なお、3年後(認定長期優良住宅は5年後)には建物の特例がなくなりますから、合計20万円以上の固定資産税になります(経年劣化による評価額の見直しがあるため、3年後以降はおおよその額であることをご了承ください)。
固定資産税の手続き・納税方法
固定資産税を納めるために、特別な手続きは必要ありません。
新築の場合は、家が完成してから自治体の家屋調査員が訪れ、建物の固定資産税評価額を決める調査を行います。
この調査と、家を購入した際に行った登記の情報などを基に、納税額が決定します。
納税通知書と納付書は、毎年4~6月頃に固定資産の所有者に送られてきます。
税額が大きいため、一括払いだけでなく4期に分けて納める方式も選べます。
支払い方法は、金融機関や税事務所での振り込み、口座振替による自動引落などが一般的。
自治体によっては、コンビニで納められるところもありますし、最近はクレジットカードや電子マネーで支払えるところも増えており、支払い方法の多様化が進んでいるようです。
固定資産税を少しでも安くする方法はある?
先ほど説明した「特例」以外で、固定資産税を安くする方法はありません。
ただ、少しだけお得になる方法はあります。
たとえば、クレジットカードや電子マネーが使える自治体であれば、ポイント還元が適用されます。
金額が大きいので、ポイントがたくさん貯まることも期待できるでしょう。
ただし、自治体やカード会社によっては別途手数料を求められる場合がありますから、取得ポイントと手数料を比べることをおすすめします。
あまり想定したくないケースですが、災害によって建物が被害を受けたときに、固定資産税が減免されることがあります。
減免の割合や期間は、被害状況や自治体などの判断によって異なりますが、いずれにせよ減免申請が必要ですから、もしものときに備えて覚えておくと良いでしょう。
固定資産税を滞納するリスク
所得税や住民税などと同じく、固定資産税も納めなければならない税金であり、持ち家を所有する方が果たすべき「国民の義務」でもあります。
税金を払わず滞納するとペナルティが課せられることも、覚えておきたいポイントです。
もし納付期限を過ぎてしまった場合、その翌日から延滞金が発生し、納付額が高くなります。
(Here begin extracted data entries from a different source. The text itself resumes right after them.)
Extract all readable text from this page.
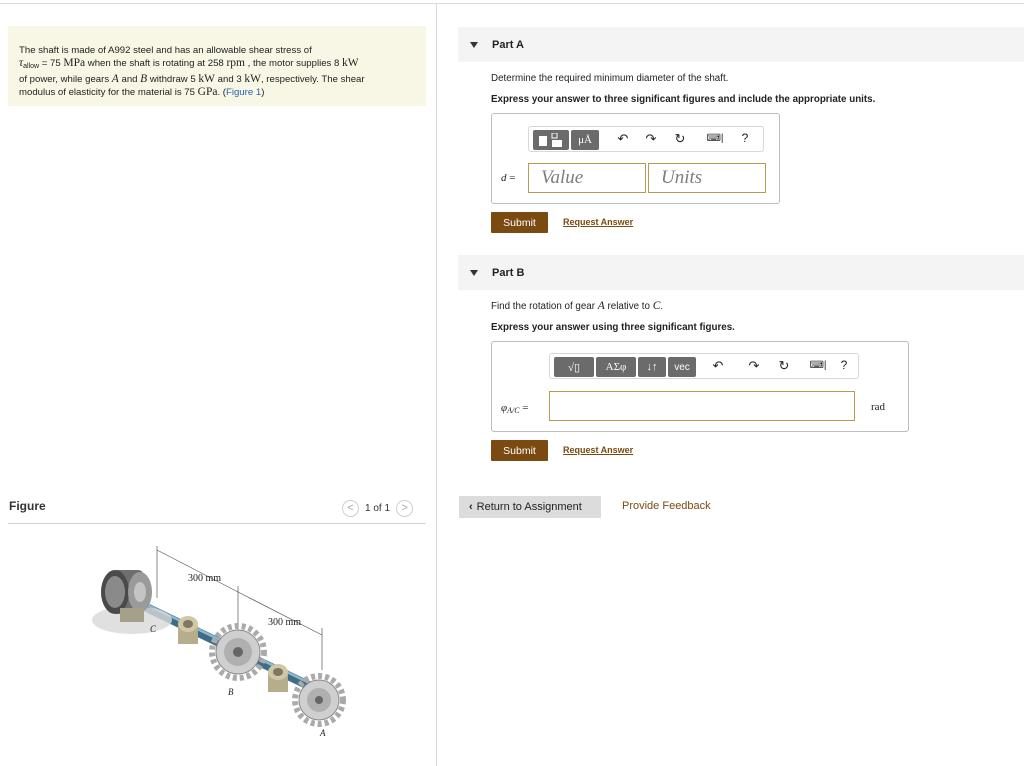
The shaft is made of A992 steel and has an allowable shear stress of
$\tau_{allow} = 75$ MPa when the shaft is rotating at 258 rpm , the motor supplies 8 kW
of power, while gears A and B withdraw 5 kW and 3 kW, respectively. The shear
modulus of elasticity for the material is 75 GPa. (Figure 1)
Figure	<	1 of 1	>
300 mm
300 mm
C
B
A
Part A
Determine the required minimum diameter of the shaft.
Express your answer to three significant figures and include the appropriate units.
μÅ	↶ ↷ ↻	⌨|	?
d =	Value	Units
Submit	Request Answer
Part B
Find the rotation of gear A relative to C.
Express your answer using three significant figures.
√▯	ΑΣφ	↓↑	vec	↶ ↷ ↻	⌨|	?
$\varphi_{A/C}$ =	rad
Submit	Request Answer
‹ Return to Assignment	Provide Feedback
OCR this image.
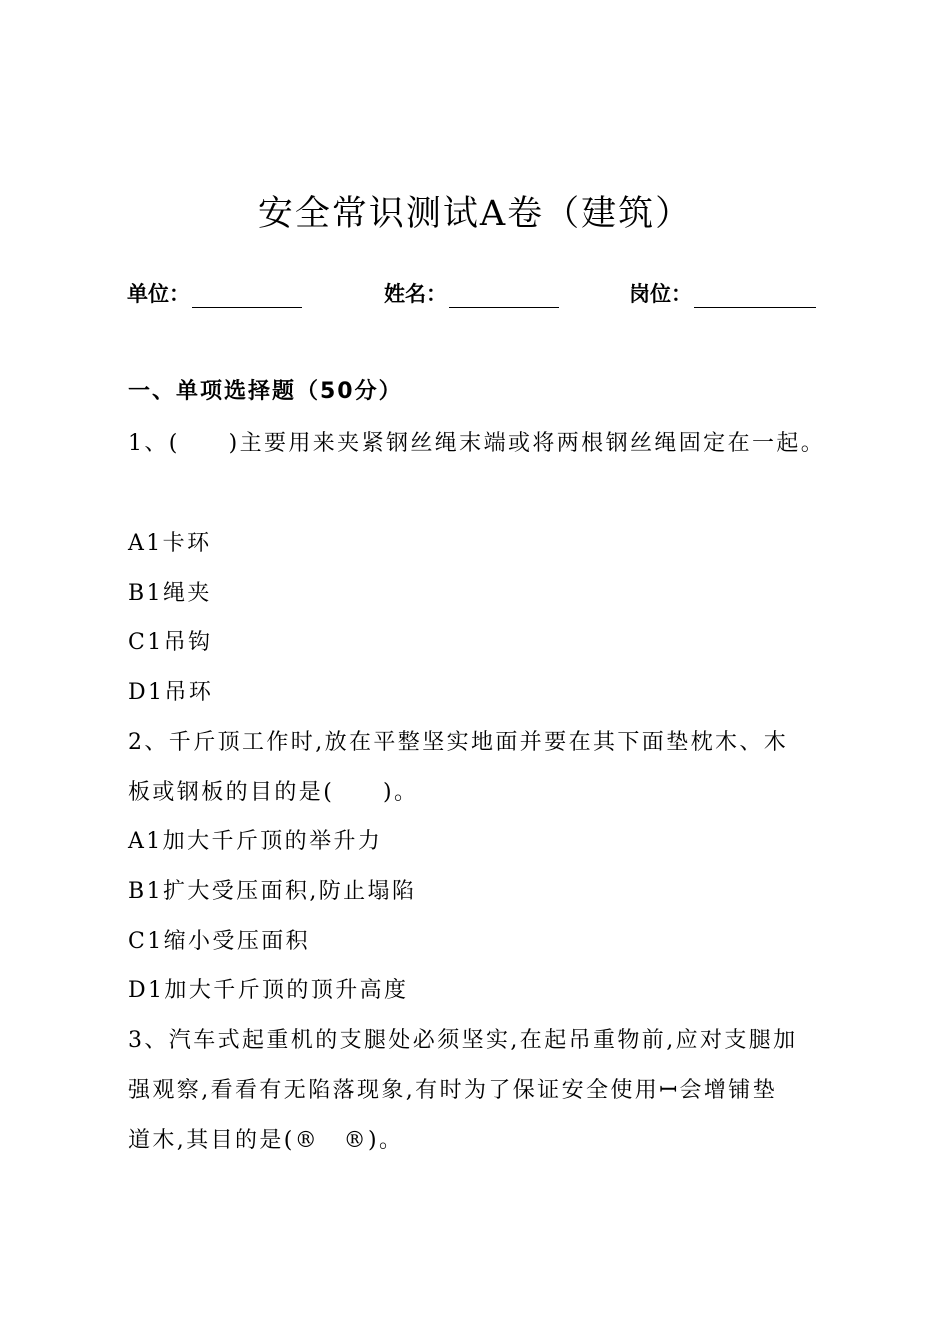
安全常识测试A卷（建筑）
单位：	姓名：	岗位：
一、单项选择题（50分）
1、(　　)主要用来夹紧钢丝绳末端或将两根钢丝绳固定在一起。
A1卡环
B1绳夹
C1吊钩
D1吊环
2、千斤顶工作时,放在平整坚实地面并要在其下面垫枕木、木
板或钢板的目的是(　　)。
A1加大千斤顶的举升力
B1扩大受压面积,防止塌陷
C1缩小受压面积
D1加大千斤顶的顶升高度
3、汽车式起重机的支腿处必须坚实,在起吊重物前,应对支腿加
强观察,看看有无陷落现象,有时为了保证安全使用ꟷ会增铺垫
道木,其目的是(®　®)。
延滞金の率は自治体にもよりますが、おおよそ2~3%です。
しかも、期限を1ヵ月過ぎると一気に高くなりますから、注意しましょう。
それでも滞納を続けると、自治体は財産を差し押さえるために動き始めます。
差し押さえの対象となるのは、土地や家などの不動産だけでなく、給料や預金口座も対象です。
仮に、土地と家が差し押さえられた場合、競売にかけられ売却されますが、売却額で足りないときは、不足分の支払いを命じられます。
ここまでいくケースは非常にレアですが、固定資産税を滞納すると家を失うばかりか、自己破産につながる可能性もありますので、必ず納めましょう。
まとめ
新居に住み始めてからの資金計画を考える時、住宅ローンの返済やライフプランごとの出費は想定できても、「固定資産税の支払いは想定外だった」という方は、少なくないようです。
価格の高い家ほど、固定資産税も高くなります。新居での家計負担が重くならないように、あらかじめ税額をシミュレーションした上で、資金計画に含めるようにしましょう。